A keto-friendly version of the classic Vietnamese pho soup, packed with vegetables and bursting with flavor.
Ingredients: 6 cups vegetable broth. 2 cups sliced shiitake mushrooms. 2 cups sliced zucchini. 1 cup sliced bell peppers. 1 cup shredded cabbage. 2 cloves garlic, minced. 1 inch ginger, grated. 2 tbsp coconut aminos. 2 tbsp rice vinegar. 1 tbsp sesame oil. 1 tbsp olive oil. 1 tsp chili flakes. Salt and pepper to taste. Fresh cilantro and sliced green onions for garnish. Shirataki noodles or spiralized zucchini noodles optional.

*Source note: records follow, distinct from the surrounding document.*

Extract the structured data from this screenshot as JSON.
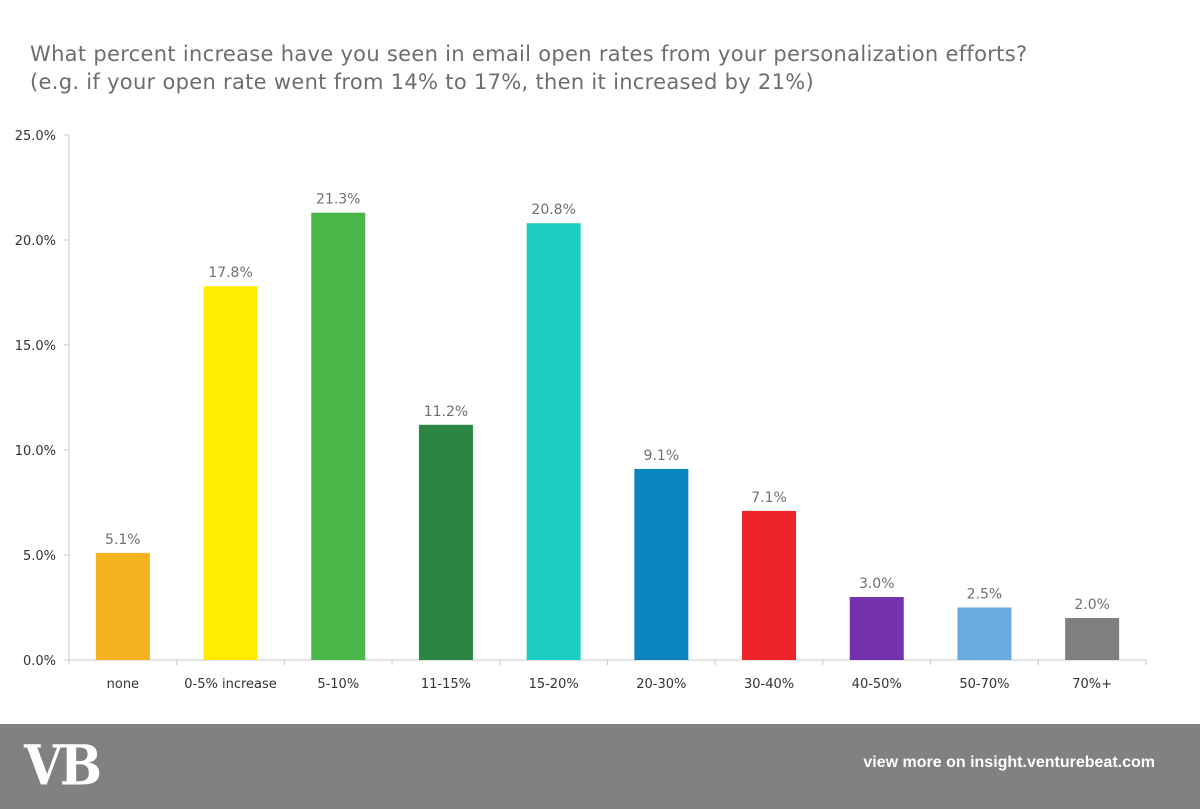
{
  "chart_data": {
    "type": "bar",
    "title": "What percent increase have you seen in email open rates from your personalization efforts? (e.g. if your open rate went from 14% to 17%, then it increased by 21%)",
    "xlabel": "",
    "ylabel": "",
    "ylim": [
      0,
      25
    ],
    "yticks": [
      "0.0%",
      "5.0%",
      "10.0%",
      "15.0%",
      "20.0%",
      "25.0%"
    ],
    "grid": false,
    "categories": [
      "none",
      "0-5% increase",
      "5-10%",
      "11-15%",
      "15-20%",
      "20-30%",
      "30-40%",
      "40-50%",
      "50-70%",
      "70%+"
    ],
    "values": [
      5.1,
      17.8,
      21.3,
      11.2,
      20.8,
      9.1,
      7.1,
      3.0,
      2.5,
      2.0
    ],
    "data_labels": [
      "5.1%",
      "17.8%",
      "21.3%",
      "11.2%",
      "20.8%",
      "9.1%",
      "7.1%",
      "3.0%",
      "2.5%",
      "2.0%"
    ],
    "colors": [
      "#f5b21f",
      "#ffec00",
      "#4bb74a",
      "#2a8642",
      "#1ecdc1",
      "#0b84bd",
      "#ee2229",
      "#7532af",
      "#6aaade",
      "#7f7f81"
    ]
  },
  "footer": {
    "logo": "VB",
    "link": "view more on insight.venturebeat.com",
    "background": "#818083"
  }
}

Instructions: In a large pot, heat olive oil and sesame oil over medium heat. Add garlic, ginger, and chili flakes. Saut for 1-2 minutes until fragrant. Pour in vegetable broth, coconut aminos, and rice vinegar. Bring to a simmer. Add shiitake mushrooms, zucchini, bell peppers, and cabbage. Cook for 5-7 minutes until vegetables are tender. Season with salt and pepper to taste. If using noodles, add them to the pot and cook according to package instructions. Serve hot, garnished with fresh cilantro and sliced green onions. Enjoy your delicious keto vegetable pho!